I suspect that is the goal of some of the comments with "whataboutism".
Get the discussion derailed and hopefully shield Intel from further discussion/critisim.
fevgatos certainly with his warped view of Zen 3 support on first generation AM4 boards/chipsets. I wont even entertain him with a response here. I bought up Bumpgate because i realize not everyone here has lived trough this.
Im sorry if my "history lesson" was seen as derailing the thread. I have nothing more to add on that matter.
By the way, Arrow Lake is a telling product that Intel is changing its ways. The chip is being made wholly on TSMC processes which are far better. The chip is being clocked down and buggy parts such as HT are being stripped out.
Not quite. Arrow Lake has several tiles. The tile that houses the CPU cores is still made in Intel's own fabs. The iGPU tile is made by TSMC. I dont remember the other tiles because there are like four or five of them.
All will be forgiven/forgotten in 6-12 months from now.
That is why we need people to bring up previous instances of similar things happening. Neutrally, without whataboutism and fanboyism.
Every company has and will screw something up at some point.
What's important is that we wont forget and
it's important how the company handles it failure. Will it offer a quick fix with a promise of free replacement right away or will it spends months shifting the blame and being quiet about the issue?

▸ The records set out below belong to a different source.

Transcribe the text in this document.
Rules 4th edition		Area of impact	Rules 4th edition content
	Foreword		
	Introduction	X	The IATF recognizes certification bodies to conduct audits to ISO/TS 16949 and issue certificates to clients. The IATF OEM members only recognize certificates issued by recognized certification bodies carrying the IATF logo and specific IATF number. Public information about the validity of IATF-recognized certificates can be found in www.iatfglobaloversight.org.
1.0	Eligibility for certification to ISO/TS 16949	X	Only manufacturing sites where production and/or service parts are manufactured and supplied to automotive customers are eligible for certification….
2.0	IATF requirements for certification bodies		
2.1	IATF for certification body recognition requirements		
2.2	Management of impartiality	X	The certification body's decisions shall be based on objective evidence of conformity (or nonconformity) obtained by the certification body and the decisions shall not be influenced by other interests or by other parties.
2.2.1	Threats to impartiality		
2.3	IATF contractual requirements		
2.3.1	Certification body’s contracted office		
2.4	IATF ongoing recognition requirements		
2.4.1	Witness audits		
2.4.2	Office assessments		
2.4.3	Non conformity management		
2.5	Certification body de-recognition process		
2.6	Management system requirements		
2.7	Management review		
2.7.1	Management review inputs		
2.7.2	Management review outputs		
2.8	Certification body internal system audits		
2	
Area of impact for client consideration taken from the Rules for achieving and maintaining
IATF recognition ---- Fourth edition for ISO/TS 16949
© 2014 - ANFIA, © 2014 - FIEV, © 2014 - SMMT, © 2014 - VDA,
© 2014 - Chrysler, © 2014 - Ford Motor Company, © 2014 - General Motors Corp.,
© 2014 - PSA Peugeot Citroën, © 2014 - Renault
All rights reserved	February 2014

Personally i just could not justify buying Intel before precisely because of this issue - Yes i get 100% performance today, but what about years down the line? Back then my fear was another Spectre/Meltdown fix that nerfed performance. Now we can add degradation to the list. I went with AM4 also for socket longevity and lower power consumption because electricity is expensive here.
Something doesn't line up here. Intel claims that the oxidation was a separate issue that was root caused and fixed awhile back but no one, not even those in the enthusiast community were made aware. On top of that Raptor lake was released all the way back in October of 2022. It's 2024 now
My point exactly. Why are we learning about this issue now trough Intel confirmation? Why were those CPU's not recalled?
So at the very minimum, according to Intel's own words, there are at least 3 issues running amok right now.
Indeed. One is bad enough but three separate issues within one socket?
LGA1700 will go down as one of Intel's buggiest/cursed/worst generations if this is true.
How will Intel remedy customers for the potential damaged caused by the all 3 claimed issues?
Will there be an outreach campaign to notify all customers potentially affected?
Given the permanent damage these issues cause, who qualifies for a replacement / refund? (as in everyone or just those who can demonstrate they are having issues)
What are the product level implication for the fix to these issues (where applicable)? Specifically, how will it impact performance and processor behavior?
What is Intel's proposed solution to it's crashing issue on laptops given Intel has itself claimed that laptops are crashing due to other reasons at an elevated rate? (Intel's press release made it appear to me they were pointing fingers elsewhere again with this one)
All reasonable questions any affected customer should ask (demand?). Thus far Intel has not clearly communicated how they plan on addressing these. All i see are some vague promises for a "fix" in a month (waiting yet again), to contact their custom service (RMA yes/no?) and blaming laptop makers essentially.